Hi,
On 01/05/2013 07:34, Johan Vromans wrote:
Mark Dootson <mark.doot...@znix.com> writes:
On 30/04/2013 19:19, Johan Vromans wrote:
We may assume that the Perl string is in Perl's internal encoding.
No we may not.
In that case you'll run into all kinds of encoding problems anyway.
If you attempt any string operations, indeed you will.
See e.g. perlunitut.
I kind of like the existing solution which doesn't break existing code
all over the place and simply requires the coder to be specific about
the format of the data they are sending.
My main concern is: If I have correctly decoded string data, will it
work when passed to wxWdigets.
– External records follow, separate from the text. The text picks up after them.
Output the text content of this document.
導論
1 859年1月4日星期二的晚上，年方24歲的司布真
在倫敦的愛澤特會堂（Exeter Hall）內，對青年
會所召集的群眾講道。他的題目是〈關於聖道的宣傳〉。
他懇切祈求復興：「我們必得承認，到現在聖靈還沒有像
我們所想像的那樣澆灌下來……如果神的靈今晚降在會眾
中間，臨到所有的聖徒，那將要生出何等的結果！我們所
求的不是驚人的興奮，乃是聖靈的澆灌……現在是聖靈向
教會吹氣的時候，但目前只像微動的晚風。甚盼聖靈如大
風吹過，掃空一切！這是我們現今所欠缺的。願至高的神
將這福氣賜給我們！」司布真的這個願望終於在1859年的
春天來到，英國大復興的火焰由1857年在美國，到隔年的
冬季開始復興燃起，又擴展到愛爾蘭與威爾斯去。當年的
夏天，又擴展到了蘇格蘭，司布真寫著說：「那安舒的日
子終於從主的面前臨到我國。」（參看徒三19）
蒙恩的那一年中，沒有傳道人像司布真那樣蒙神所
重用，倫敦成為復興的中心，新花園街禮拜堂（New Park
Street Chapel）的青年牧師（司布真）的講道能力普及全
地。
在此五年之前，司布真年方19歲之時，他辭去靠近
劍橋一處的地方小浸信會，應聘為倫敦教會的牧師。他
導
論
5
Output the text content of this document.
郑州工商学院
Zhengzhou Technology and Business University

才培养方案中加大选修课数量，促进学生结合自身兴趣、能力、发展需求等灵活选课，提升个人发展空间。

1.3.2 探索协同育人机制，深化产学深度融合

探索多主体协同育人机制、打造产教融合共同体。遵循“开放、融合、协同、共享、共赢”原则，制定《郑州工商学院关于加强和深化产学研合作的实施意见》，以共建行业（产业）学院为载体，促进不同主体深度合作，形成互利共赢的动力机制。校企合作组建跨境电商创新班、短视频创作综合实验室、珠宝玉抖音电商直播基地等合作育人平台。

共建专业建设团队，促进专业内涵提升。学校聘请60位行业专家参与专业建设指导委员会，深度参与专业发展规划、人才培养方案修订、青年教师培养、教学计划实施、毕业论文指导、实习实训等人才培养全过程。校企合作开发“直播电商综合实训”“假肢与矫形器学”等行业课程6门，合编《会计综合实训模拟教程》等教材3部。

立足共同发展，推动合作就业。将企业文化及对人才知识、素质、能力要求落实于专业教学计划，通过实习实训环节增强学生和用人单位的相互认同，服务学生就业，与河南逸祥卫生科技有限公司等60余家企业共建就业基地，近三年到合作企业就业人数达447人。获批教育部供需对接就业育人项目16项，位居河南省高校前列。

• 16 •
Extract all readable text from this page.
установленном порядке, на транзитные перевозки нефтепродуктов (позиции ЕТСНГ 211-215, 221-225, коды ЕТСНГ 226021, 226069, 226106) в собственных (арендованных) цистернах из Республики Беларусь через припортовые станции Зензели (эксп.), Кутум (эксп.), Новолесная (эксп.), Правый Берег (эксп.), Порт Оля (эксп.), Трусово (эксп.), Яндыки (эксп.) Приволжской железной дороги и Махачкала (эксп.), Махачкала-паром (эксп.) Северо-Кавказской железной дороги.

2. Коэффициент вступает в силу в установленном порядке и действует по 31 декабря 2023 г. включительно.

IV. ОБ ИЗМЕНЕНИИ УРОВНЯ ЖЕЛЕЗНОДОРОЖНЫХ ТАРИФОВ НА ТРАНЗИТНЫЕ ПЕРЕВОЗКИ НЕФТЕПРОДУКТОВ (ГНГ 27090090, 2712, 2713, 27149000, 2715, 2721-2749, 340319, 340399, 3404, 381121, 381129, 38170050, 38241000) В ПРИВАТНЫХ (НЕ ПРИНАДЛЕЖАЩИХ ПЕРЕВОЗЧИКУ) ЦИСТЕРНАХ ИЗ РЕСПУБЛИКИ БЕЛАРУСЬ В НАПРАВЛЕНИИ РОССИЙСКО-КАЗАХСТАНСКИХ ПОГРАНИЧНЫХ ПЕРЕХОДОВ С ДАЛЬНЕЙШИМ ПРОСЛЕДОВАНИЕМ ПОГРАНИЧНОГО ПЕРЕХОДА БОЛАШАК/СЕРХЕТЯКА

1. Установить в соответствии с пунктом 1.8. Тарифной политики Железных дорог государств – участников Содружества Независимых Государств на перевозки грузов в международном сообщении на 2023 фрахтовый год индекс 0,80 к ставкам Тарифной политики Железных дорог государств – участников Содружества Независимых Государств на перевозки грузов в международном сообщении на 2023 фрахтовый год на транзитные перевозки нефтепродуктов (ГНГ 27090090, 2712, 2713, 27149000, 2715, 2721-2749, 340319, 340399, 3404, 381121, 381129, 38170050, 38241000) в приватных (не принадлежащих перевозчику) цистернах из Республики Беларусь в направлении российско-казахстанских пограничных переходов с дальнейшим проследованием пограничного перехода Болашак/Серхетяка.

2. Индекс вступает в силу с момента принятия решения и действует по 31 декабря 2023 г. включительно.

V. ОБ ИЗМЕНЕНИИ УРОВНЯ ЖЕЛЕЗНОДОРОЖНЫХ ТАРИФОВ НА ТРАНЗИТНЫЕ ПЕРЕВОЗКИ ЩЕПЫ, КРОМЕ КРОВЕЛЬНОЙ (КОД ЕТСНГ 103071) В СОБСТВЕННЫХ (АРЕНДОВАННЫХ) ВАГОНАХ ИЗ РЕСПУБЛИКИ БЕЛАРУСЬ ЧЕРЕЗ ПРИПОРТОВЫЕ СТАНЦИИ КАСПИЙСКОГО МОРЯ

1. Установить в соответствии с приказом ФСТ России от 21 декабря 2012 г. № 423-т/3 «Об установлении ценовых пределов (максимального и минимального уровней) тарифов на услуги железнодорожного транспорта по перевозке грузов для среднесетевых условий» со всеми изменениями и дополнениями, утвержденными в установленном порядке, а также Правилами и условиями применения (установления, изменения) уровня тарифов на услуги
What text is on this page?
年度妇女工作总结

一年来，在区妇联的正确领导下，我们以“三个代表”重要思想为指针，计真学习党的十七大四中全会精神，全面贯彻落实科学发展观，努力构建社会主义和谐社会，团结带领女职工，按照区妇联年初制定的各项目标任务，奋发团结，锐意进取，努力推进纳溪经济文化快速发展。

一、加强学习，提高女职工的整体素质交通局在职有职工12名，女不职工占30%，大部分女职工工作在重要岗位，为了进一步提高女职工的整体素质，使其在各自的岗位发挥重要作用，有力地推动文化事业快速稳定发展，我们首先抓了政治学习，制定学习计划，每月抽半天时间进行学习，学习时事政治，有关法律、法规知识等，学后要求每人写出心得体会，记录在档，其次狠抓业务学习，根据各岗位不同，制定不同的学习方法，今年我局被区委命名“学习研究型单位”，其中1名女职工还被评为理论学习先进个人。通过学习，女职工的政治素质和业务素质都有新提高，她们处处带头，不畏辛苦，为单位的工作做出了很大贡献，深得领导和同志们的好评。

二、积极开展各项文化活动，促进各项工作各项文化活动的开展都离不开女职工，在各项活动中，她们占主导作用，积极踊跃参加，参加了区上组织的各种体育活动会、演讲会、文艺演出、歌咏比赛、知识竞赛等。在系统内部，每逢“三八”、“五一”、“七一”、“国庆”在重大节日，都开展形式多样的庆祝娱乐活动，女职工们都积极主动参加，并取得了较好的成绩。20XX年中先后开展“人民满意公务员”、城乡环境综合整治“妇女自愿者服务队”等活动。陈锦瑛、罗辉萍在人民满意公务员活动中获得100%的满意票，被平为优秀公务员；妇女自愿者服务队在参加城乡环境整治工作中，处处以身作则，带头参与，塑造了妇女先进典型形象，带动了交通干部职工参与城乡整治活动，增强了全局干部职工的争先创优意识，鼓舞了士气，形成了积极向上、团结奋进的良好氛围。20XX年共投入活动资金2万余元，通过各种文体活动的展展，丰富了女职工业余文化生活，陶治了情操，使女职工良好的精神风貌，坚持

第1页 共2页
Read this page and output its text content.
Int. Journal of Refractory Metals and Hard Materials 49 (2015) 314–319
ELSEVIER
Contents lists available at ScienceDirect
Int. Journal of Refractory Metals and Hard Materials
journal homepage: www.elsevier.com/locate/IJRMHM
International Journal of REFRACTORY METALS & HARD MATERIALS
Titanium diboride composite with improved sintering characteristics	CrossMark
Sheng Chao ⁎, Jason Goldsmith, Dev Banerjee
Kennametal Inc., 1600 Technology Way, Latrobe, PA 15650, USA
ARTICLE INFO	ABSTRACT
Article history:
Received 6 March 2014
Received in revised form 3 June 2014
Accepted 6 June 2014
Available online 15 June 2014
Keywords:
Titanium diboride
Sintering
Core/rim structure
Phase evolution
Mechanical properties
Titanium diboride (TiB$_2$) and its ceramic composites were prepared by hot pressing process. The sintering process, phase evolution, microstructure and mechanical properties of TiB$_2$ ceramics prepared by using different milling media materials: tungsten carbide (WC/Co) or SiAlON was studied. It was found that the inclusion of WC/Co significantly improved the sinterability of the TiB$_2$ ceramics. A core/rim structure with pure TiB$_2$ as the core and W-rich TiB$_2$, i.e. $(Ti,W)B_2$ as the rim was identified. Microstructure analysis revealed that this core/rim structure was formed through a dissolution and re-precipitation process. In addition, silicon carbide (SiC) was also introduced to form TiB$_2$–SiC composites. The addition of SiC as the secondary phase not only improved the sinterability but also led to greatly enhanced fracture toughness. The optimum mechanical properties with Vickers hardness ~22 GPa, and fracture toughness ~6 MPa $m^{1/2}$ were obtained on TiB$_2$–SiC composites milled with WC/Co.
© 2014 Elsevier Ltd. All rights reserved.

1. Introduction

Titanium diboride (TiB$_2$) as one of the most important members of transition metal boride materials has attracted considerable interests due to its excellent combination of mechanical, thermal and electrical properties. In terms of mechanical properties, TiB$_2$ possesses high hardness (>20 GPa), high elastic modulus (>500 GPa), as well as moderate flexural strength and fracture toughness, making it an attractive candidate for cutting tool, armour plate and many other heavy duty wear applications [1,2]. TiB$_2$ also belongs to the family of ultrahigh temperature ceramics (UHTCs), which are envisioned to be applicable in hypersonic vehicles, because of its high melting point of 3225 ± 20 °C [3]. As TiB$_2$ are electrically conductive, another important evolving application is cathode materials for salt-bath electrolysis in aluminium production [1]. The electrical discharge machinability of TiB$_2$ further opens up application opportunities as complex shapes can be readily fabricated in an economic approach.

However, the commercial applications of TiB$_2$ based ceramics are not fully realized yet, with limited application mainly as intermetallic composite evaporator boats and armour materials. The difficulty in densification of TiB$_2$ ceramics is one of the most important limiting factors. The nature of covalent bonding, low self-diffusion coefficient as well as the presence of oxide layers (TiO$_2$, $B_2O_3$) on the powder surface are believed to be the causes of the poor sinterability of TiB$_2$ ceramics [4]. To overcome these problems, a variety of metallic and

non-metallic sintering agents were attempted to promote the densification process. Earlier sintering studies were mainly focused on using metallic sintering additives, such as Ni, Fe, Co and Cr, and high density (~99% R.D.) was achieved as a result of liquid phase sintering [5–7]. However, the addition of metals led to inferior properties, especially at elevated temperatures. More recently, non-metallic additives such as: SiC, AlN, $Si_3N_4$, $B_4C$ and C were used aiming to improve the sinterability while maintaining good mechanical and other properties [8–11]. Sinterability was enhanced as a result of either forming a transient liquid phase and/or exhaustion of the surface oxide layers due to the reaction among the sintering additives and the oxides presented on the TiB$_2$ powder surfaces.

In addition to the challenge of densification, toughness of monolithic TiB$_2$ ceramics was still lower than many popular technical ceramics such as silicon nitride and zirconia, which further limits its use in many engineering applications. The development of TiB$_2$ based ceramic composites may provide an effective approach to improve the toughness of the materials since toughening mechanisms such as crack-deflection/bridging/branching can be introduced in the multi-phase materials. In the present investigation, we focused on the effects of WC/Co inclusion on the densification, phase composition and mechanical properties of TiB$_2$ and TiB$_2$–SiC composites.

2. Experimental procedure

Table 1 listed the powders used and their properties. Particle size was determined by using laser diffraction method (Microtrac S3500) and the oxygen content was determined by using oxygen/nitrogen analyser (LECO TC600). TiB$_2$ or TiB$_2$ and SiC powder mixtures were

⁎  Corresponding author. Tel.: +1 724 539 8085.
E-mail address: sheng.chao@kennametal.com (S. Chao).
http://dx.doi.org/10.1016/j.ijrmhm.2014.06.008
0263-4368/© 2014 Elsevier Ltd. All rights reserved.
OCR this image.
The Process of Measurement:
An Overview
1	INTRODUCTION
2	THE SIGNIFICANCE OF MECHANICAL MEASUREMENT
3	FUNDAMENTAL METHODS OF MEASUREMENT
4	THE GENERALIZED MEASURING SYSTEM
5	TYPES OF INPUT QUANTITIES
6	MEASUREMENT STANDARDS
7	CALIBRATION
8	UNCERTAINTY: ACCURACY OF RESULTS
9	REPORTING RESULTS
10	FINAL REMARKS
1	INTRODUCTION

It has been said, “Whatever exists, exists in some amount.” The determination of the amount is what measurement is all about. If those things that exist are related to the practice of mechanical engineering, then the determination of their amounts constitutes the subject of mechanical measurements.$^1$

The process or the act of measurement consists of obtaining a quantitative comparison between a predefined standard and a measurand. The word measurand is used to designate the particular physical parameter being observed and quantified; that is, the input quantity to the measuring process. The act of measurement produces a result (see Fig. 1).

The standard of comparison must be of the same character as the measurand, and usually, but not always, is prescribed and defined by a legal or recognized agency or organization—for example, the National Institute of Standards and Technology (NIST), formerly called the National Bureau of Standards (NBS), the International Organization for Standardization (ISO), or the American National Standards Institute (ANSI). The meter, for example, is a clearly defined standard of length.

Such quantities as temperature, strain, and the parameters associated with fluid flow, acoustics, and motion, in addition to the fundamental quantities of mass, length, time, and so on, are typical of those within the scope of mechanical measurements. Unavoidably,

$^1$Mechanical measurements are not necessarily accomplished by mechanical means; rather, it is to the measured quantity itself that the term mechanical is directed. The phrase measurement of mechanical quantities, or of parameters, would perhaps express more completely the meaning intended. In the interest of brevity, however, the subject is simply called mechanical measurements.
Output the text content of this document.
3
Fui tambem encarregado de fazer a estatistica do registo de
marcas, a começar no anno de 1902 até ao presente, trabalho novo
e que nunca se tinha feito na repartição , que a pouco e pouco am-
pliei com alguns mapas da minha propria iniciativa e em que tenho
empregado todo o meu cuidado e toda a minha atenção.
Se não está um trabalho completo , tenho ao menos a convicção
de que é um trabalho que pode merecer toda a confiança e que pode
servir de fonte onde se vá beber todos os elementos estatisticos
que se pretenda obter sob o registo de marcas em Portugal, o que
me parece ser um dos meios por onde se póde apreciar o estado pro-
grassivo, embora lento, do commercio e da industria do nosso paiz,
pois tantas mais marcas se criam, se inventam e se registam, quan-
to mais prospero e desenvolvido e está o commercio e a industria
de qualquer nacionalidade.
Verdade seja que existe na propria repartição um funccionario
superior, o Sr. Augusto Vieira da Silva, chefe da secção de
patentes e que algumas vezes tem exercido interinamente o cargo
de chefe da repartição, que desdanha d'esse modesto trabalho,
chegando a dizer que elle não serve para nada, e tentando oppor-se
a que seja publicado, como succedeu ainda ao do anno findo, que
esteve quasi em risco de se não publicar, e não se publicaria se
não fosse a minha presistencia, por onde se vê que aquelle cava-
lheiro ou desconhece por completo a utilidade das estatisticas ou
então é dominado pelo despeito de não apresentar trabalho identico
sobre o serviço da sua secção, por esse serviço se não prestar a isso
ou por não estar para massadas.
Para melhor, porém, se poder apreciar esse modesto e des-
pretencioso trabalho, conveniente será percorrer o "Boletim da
For example:
$orig = readline($datafile);
$line = decode( 'utf8', $orig );
$w = Wx::StaticText->new( ... );
$w->SetLabel($line);
If an explicit utf8::upgrade were required in this case, my feelings
tell me something is wrong.
Well, this morning I'm inclined to agree that this ought to be the case.
At least for:
$orig = readline($datafile);
$line = decode( 'UTF-8', $orig );
$w = Wx::StaticText->new( ... );
$w->SetLabel($line);
On the other hand I'm reluctant to introduce something that I'm certain
will break someone's code somewhere ( which is the entire basis for my
objection to making a change. )
So, my thinking is that I'll change it for builds against wxWidgets
2.9.x and above and announce on this list and in docs that strings
passed for wxString must be valid UTF-8.
I'll probably just use SvPVutf8_nolen on everything if this tests ok.
(For info of casual reader - the force part in SvPVutf8_force refers to
changing the SV to have a pv ( string ) representation only - nothing to
do with utf8. You would use it if you expected the C / C++ code might
change the value directly so it would force Perl to re-evaluate the next
time you used the SV in a number context. In our code the pv value will
never be changed directly.)
For anyone interested, the relevant code is in cpp/helpers.h wrapped in
a three part if/else
#if defined(wxUSE_UNICODE_UTF8) && wxUSE_UNICODE_UTF8
// Mac OSX and Linux
#elif wxUSE_UNICODE
// Windows
#else
// 2.8 ANSI build ( ignore it )
#endif
Macros
WXCHAR_INPUT, WXCHAR_OUTPUT, WXSTRING_INPUT, WXSTRING_OUTPUT
are used via the typemap.
Functions wxPli_wxChar_2_sv and wxPli_wxString_2_sv are also used
throughout the Wx code.
You will note that the return value from a wxString or multibyte char is
always flagged as utf8.
Regards
Mark